There are very few images which have the power to draw out the deepest emotions of the seer. These are the snapshots which really make you empathise with the subjects of the photograph - you try to imagine yourself in the same circumstances, under the same context and events pictured.
One such image was that of the 15 FC troops killed by Tehreek-e-Taliban Pakistan (TTP) militants on January 5. Fifteen men, all from less privileged economic contexts, standing hand in hand with the realisation firm in their bosoms that life ends at this moment.
It is a sepoy, a ‘jawan’ who commands the respect of most Pakistanis. These men epitomised by the bare simplicity of human soul, were one of the most formative influences in my childhood too.
Having lived my life mostly in military cantonments, seeing these men go around camp fires singing traditional ‘tappas’ or Ataullah’s immortal ‘Thewa’, accompanying them for their various ‘langar’ meals at noon, sharing with them the Kashmir tea were the most rewarding experiences any child could have.
The Pakistan Army has had it shares of blunders and successes. It has had to come to terms with the fall of Dhaka and its interventions in the civilian affairs of the country are to be condemned in the strongest words.

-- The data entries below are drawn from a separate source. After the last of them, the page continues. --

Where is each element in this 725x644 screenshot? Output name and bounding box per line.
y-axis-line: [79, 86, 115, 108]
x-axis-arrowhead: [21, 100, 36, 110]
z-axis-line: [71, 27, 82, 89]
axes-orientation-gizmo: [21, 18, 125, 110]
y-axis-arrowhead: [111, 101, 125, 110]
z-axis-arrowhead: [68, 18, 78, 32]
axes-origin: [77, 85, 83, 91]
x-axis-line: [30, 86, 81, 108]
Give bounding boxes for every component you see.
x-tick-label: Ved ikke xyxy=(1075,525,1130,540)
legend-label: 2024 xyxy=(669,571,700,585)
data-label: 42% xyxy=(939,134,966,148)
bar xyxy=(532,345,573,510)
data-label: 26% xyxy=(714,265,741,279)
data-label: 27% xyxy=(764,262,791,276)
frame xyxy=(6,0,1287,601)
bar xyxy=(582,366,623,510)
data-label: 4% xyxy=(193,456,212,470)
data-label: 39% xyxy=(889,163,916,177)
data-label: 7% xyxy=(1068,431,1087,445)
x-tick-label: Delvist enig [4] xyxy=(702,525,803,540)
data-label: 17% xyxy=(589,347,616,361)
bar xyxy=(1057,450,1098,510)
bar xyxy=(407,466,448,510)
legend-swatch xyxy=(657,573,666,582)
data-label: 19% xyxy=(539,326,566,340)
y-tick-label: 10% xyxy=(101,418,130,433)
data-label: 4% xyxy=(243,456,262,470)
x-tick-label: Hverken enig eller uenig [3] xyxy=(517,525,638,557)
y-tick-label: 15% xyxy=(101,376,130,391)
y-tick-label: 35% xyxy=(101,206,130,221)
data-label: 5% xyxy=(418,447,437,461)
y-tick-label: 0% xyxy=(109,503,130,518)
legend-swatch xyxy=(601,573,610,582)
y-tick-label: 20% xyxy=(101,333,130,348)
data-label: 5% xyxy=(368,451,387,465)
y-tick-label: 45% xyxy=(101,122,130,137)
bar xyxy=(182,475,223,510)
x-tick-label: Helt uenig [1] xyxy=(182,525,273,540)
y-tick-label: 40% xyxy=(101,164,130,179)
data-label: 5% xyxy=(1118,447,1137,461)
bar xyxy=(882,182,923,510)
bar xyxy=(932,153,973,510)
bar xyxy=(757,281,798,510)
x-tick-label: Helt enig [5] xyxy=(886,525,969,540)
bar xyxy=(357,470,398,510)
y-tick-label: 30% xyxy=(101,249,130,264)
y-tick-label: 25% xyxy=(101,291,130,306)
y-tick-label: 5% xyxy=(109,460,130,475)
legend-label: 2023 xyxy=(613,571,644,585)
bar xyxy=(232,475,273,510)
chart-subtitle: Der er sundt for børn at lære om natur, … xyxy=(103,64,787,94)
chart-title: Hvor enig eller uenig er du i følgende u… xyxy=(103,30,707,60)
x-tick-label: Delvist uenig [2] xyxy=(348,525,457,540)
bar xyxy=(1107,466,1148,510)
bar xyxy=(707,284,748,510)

Balochistan is another sorry tale altogether.
The sepoy on the other hand has been utterly selfless in his service to the country he believes in. Be it the successes of the Rann of Kutch skirmishes, 1948’s Kashmir march or the defence of Lahore by a few heroic units in 1965, it is the sepoy who has always been there at the frontlines of battle.
Promises of lucrative plots do not cross his mind; aspirations to be at the seat of authority are not his concern - what only matters is his call for duty. Then, there were these images.
This war, this terrible war, will one day indeed come to an end. A time will also come when both sides of the conflict are held accountable for the atrocities that were committed.
It is an old man’s adage that sins of war always weigh heavy on one’s soul.
I hope they do. When those self-styled ‘men of God’ executed the 15 FC men, I hope that they remember the service they did to the religion they claim to be defending. That realisation, itself, will be retribution weighing enough.